You guys' comments always make me smile. Thanks for the wonderful responses.
Today we're talking setting. For an example of what I think was a perfectly done setting, read Stephanie Perkins' ANNA AND THE FRENCH KISS.
The perfect setting is relative, and varies from reader to reader and writer to writer. For me, the perfect setting is somewhere between 'just a backdrop' and 'an extra character'. My favourite settings walk a thin line between influencing and staying out of the story.
STAYING OUT OF THE STORY
Setting is like the difference between a black and white movie and technicolor. Some black and white films were remastered to be in colour. It's the same film, but it's different.
A setting should be painted well enough that you see the colour. But it should not be so entangled with the story that it would be impossible to transpose the story to another place or another time.
Not having the setting too intertwined with the story helps to make it more universal. ANNA AND THE FRENCH KISS takes place in Paris, but it could have happened anywhere. Take a few essentials- Anna being unable to understand the language, meeting a gorgeous boy who can, being afraid of cultural sterotypes- and you could lift ANNA right out of France and put her down in any non-English-speaking country. In fact, you could just as easily put her in an English speaking area with a thick accent or dialect (the Deep South, Yorkshire, parts of Africa).
INFLUENCING THE STORY
Even though the story should be transposable, I like a setting that once in a while crosses into plot/character territory. Take HARRY POTTER, for example. There are several times that Harry finds himself in the wrong place at exactly the right time. He hears things he's not supposed to, gets accused of things, discovers Fluffy, trains an army. These things would not be possible if it weren't set in a big confusing castle with moving staircases and secret rooms.
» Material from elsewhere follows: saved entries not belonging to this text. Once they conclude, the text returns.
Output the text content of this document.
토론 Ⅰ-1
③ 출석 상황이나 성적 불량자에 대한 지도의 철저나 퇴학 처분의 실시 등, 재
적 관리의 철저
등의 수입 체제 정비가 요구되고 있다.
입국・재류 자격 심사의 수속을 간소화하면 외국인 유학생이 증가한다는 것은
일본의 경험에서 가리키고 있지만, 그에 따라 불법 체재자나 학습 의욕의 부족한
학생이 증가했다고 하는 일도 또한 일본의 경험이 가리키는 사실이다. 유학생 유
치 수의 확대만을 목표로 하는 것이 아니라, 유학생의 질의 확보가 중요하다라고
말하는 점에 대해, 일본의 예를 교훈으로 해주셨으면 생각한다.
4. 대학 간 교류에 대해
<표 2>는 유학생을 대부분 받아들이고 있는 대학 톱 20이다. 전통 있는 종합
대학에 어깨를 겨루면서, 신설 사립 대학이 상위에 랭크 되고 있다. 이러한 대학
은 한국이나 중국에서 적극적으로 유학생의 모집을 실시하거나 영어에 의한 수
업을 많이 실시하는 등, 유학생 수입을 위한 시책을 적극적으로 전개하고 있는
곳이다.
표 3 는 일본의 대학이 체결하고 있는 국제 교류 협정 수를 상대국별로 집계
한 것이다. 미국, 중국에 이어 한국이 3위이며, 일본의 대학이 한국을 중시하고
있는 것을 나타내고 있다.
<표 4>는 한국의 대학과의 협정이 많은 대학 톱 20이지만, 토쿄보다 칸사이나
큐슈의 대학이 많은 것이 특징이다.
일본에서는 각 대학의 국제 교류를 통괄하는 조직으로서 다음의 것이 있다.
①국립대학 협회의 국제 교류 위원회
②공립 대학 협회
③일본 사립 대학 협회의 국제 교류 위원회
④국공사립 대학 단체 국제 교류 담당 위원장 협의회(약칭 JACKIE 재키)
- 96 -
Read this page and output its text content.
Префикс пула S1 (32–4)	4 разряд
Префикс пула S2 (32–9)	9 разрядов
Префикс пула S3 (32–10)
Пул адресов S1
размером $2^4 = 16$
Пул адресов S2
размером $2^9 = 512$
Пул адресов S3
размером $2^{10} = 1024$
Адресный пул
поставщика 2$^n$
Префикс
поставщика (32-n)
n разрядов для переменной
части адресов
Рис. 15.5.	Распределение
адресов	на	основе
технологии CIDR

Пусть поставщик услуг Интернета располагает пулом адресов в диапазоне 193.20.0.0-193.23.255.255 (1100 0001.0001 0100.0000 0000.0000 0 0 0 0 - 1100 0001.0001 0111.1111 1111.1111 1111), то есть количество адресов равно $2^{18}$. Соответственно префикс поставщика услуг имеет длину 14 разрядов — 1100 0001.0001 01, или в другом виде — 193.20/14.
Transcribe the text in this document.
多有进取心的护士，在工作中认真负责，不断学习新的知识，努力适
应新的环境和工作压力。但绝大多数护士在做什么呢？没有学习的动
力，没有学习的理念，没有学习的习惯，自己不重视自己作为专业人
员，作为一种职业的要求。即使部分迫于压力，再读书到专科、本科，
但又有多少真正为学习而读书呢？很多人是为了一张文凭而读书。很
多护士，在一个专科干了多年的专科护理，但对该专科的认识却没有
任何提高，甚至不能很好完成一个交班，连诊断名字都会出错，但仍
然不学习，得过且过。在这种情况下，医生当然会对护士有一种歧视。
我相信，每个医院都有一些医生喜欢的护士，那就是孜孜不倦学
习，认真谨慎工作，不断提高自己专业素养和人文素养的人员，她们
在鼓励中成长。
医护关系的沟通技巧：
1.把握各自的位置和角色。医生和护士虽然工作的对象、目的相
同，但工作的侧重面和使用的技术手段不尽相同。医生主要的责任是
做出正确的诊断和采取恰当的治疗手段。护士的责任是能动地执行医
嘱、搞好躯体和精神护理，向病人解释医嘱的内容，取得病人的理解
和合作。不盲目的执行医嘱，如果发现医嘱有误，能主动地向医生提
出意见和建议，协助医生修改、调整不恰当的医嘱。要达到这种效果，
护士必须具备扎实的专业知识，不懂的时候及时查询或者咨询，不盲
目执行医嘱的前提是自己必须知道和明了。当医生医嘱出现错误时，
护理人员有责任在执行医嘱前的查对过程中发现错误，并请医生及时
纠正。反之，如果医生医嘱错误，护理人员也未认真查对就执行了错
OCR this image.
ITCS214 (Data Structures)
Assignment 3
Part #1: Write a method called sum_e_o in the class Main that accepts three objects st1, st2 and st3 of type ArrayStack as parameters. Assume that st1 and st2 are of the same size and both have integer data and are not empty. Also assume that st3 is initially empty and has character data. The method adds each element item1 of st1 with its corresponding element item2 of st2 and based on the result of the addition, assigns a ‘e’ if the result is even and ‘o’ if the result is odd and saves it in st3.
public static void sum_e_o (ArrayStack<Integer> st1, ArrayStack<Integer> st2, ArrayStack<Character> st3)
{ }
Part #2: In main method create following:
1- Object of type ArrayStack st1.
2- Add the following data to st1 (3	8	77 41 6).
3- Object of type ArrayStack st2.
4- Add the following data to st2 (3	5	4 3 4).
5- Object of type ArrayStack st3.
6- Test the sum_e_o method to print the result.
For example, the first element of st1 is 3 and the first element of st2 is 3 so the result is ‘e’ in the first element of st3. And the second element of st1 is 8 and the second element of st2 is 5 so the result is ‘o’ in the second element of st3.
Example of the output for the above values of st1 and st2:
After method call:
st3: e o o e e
What's the point of setting a book in Japan if there's nothing 'Japanese' in it? This can be something stereotypical, like going to an anime convention; or it can be something only someone living here might think of, like always laughing at the jokes first at comedies in the cinema, since it takes the non-natives longer to the read the joke in the sub-titles.
There are lots of books set in anywhere, USA. And it took me about 20 times watching one of my fave movies to finally hear something that confirmed it's location. There's nothing to say you can't do this, but I'm not a fan.
THE DANGER OF OVERUSING YOUR SETTING
If your setting comes up ever 34.21 seconds, you may be overusing it. If a novel set in Japan spoke only of the fact that it was in Japan and the differences and similarities to the West, it would read like non-fiction. The closer an author gets to that point, the more he/she risks me getting fed up with the setting. The one exception is if it's a setting that I care about. For example, I might be more tolerant of an over-used Japan setting.
Another danger is mentioning the name of your setting too much. I say "Barbados" now much more than I did when I lived there. When you say schoolschoolschool, or FranceFranceFrance, or TokyoTokyoTokyo, it's like you've got something to prove to somebody. This is an important area to 'show not tell'. Remind us the character is in school with an annoying teacher, in France with macarons, in Tokyo with soba noodles.
WHERE THIS MAY NOT APPLY
Some science fiction, some fantasy, most historicals (and probably lots of other categories I can't call to mind right now) break these rules. For these authors and readers, the novel would not be possible without the setting. If you're writing one of these genres and/or extremely strong settings rock your world, then go for it.
But personally, the characters and the plot are more important to me. I don't think I'd have gotten through all 7 Harry Potters, regardless of the cool spells and creatures, if it wasn't for Harry, Hermione, Ron, Snape, Draco, Dumbledore, Dobby, etc etc.
What about you? How do you like settings? Just a pinch? Or drowning in it? Or somewhere in between?